Among the five, my favourites are the edible perfumes for paintings 2, 4 and 5. Narcissus-scented apricots represent painting 2, the aroma molecules travel from the back of the throat to the brain to signal contradictions—one tastes fruit but inhales flowers. For painting 4, I prepared a marmalade perfumed with cedarwood, myrrh, cardamom, tonka bean, sandalwood, jasmine and marigold, that envelopes dried figs. This formulation matured over two weeks, the figs absorbed all the flavours so beautifully that when one consumes a tiny piece, what they taste is a fig still attached to its milky, sap-y stem, leaves, branches, the entire tree, with far off notes of grass and floral parterres. It is the type of flavour that transports one into the painting itself. Painting 5 presented quite the challenge as I wanted audiences to be able to drink the love, longing and tears of the nāyika/rāginī figure, illustrated by anticipating the arrival of her lover on a bed of flowers in a lush forest at night. I prepared a floral perfume sugar-dust with nuances of kewra, palmarosa, pineapple and lemongrass that coats finely cut pieces of dried amla/gooseberry that visually appear as frankincense tears. A small piece of this amla is brewed with white tea. As it blooms, floral and tart notes of jasmine, tuberose, marigold and kewra unfold in a cup in the most magnificent way! This is all meant to be experienced together with other synesthesia elements of the exhibition, mainly the perfume, incense and raga matched to each painting.

Do you think there is a future for edible perfume in India?

This idea of edible perfume has opened up so many unexplored avenues into South Asian flavour history that it shapes our research going forward. Together, Nicolas and I are uncovering paintings and literature from this pre-colonial period that exist at the intersection of perfume, medicine, recreational stimulants and sweet aromatic preparations that are ground up with pearls or gold leaf.

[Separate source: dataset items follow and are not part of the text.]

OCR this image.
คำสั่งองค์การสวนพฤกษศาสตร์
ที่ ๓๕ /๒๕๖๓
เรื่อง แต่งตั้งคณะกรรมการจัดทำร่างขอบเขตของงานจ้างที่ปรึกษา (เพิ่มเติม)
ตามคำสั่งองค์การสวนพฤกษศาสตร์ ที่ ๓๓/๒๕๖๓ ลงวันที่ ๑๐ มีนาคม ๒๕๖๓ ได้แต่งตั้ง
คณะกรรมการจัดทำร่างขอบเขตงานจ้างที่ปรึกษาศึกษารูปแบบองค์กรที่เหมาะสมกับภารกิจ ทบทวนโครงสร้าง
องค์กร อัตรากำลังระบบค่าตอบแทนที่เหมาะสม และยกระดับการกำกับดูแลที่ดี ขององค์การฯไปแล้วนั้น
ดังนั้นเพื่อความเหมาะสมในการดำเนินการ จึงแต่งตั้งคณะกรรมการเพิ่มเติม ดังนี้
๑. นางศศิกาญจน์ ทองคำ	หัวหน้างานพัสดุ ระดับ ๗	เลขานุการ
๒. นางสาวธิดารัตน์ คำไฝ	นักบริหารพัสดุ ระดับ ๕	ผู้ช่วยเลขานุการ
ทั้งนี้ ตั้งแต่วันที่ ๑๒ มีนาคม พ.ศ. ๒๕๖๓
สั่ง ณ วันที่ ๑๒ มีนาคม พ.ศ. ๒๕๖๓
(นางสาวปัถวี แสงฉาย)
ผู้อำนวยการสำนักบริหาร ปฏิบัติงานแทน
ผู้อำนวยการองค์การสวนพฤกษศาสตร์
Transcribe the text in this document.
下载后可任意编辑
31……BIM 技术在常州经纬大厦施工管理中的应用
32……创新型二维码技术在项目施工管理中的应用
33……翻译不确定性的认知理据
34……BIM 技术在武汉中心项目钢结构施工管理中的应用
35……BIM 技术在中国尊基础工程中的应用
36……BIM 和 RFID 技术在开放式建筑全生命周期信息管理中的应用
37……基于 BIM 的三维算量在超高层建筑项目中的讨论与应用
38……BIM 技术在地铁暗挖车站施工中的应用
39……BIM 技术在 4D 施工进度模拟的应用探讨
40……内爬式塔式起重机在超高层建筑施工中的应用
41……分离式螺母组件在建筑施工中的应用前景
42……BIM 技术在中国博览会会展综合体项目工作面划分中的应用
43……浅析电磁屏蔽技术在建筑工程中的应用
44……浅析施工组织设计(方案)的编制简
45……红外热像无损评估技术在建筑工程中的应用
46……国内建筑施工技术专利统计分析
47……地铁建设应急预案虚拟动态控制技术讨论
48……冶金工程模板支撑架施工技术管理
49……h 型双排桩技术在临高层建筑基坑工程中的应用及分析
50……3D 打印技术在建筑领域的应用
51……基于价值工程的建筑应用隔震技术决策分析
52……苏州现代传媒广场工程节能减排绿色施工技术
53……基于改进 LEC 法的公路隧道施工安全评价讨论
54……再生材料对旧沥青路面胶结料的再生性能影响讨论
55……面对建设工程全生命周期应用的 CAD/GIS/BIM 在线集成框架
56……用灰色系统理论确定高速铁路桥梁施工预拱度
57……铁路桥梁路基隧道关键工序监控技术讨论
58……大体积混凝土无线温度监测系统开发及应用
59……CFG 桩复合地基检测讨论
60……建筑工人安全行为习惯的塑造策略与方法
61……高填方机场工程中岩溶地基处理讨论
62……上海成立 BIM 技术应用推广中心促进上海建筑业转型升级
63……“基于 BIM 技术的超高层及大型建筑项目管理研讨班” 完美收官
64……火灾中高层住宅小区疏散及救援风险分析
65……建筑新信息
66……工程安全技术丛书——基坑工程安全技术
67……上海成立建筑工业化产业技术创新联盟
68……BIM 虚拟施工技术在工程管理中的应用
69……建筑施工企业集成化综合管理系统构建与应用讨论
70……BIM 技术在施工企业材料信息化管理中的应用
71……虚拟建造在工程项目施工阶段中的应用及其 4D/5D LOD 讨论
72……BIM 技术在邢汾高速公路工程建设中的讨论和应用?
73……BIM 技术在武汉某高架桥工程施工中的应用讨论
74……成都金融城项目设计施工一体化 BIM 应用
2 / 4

According to the historian, they seem in some sense like precursors to our edible perfumes, and suddenly make a lot more sense in light of the latter. 

As for the future, I think every South Asian person is deeply attached to the smells of spices in their kitchen cabinets. Our love for coriander, pepper, cinnamon and saffron isn't in danger of dissipating, so I would encourage folks to spark their imagination and prepare their own magical versions of edible perfume—make mogra sherbet prepared with fresh jasmines and some sandalwood powder, grind garam masala with dried rose petals and roasted almonds, or prepare gulkand with kewra essence!